- Born: 1978 or 1979 Morocco
- Criminal status: Incarcerated
- Criminal penalty: 27-year prison sentence in June 2004

= Nordine Ben Allal =

Belgian criminal of Moroccan origin

Nordine Ben Allal (born 1978 or 1979) is a Belgian criminal of Moroccan origin who was sentenced to a 27-year prison sentence in June 2004 for several robberies. In October 2007 he made headlines when he used a helicopter to escape from prison.

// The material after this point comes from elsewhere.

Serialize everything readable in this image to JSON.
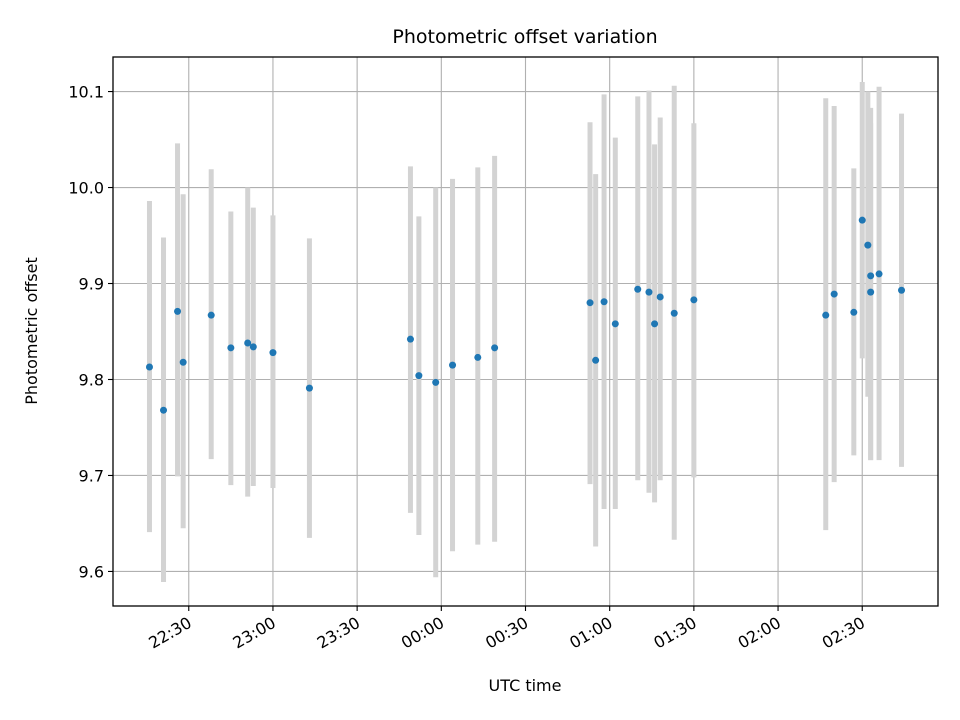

Finally, on 21 August 2020, at night, he was arrested in Ceuta by the National Police of Spain after kidnapping a man along with other two known hitmen in an intervention in which the police were shot. Now he is in prison and is accused of the crimes of illegal detention, attack on an agent of authority, injuries and criminal organization.

==Escape attempts==
Ben Allal has escaped four times, in October 2000, in December 2000, in August 2004 and in October 2007.

===Third attempt 2004===
His third escape from prison took place from 8 August to 13 August 2004. During his escape, he was spotted by two police officers from the Police Zone Midi (which covers Anderlecht, Saint-Gilles and Forest). The policemen followed him into the neighbouring municipality of Molenbeek-Saint-Jean, where Ben Allal opened fire on them, injuring the two officers. He was the most wanted fugitive in Belgium during that week and was finally captured by special police teams while hiding in the trunk of a car. Ben Allal is considered to be one of the most dangerous criminals in Belgium. In November 2005 he was sentenced to an extra 12 years in prison for the shooting.

===Fourth attempt 2007===
His latest escape occurred on 28 October 2007 when he escaped again from the high security prison in Ittre, Belgium. A hijacked helicopter landed during the evening walk and several prisoners ran towards it to get a ride out of prison. The helicopter took off but crashed, and one prisoner was injured. During the distraction, Ben Allal and an accomplice were able to get away in guard uniforms and joined their awaiting helpers who had a car waiting for them, which was found abandoned a few hours later.

On 30 October 2007, Ben Allal attempted to commit an armed robbery with an accomplice in The Hague, Netherlands, but was arrested by the Dutch Police when trying to escape on a motorcycle.